The CMS’ Office of the Actuary estimates the impact of the House health care reform bill on insurance coverage 10 years in the future:

OACT House reform estimates

One can see that the number of uninsured drops dramatically, but there will still be over 20 million Americans without insurance. The most interesting and difficult part of the analysis is the impact on employer-provided insurance.  According to OACT:

By 2019, an estimated 15 million workers and family members would become newly covered as a result of additional employers offering health coverage and a greater proportion of workers enrolling in employer plans. However, a number of workers who currently have employer coverage would likely become enrolled in the expanded Medicaid program or receive subsidized coverage through the Exchange.

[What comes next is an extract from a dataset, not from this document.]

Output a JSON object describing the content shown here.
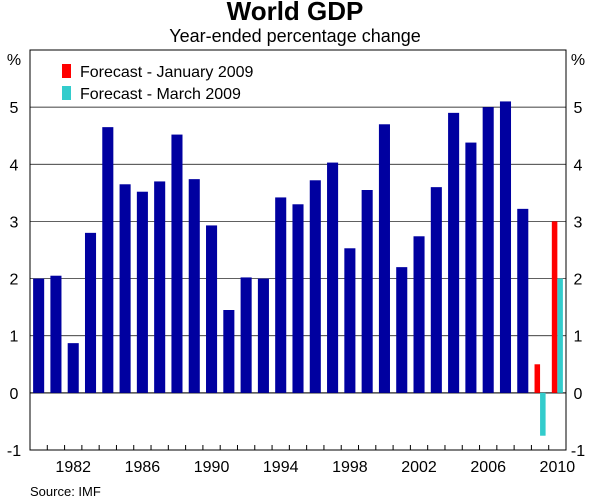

For example, some smaller employers would be inclined to terminate their existing coverage, and companies with low average salaries might find it to their—and their employees’—advantage to end their plans, thereby allowing their workers to qualify for heavily subsidized coverage through the Exchange. Somewhat similarly, many part-time workers could obtain coverage more inexpensively through the Exchange or by enrolling in the expanded Medicaid program.

2 Comments

  1. I mean, who wouldn’t want the “same for less”. That will also be the key. I think of our “public hospitals”. Why don’t more people who don’t have to go to them go to them ? Will public plans be able to compete on quality and “patient preference factors” ?

  2. This piece of legislation would be worthwhile even if it only eliminated the current insurance industry’s abuses of denying coverage to those with pre-existing conditions or eliminating life time caps on coverage.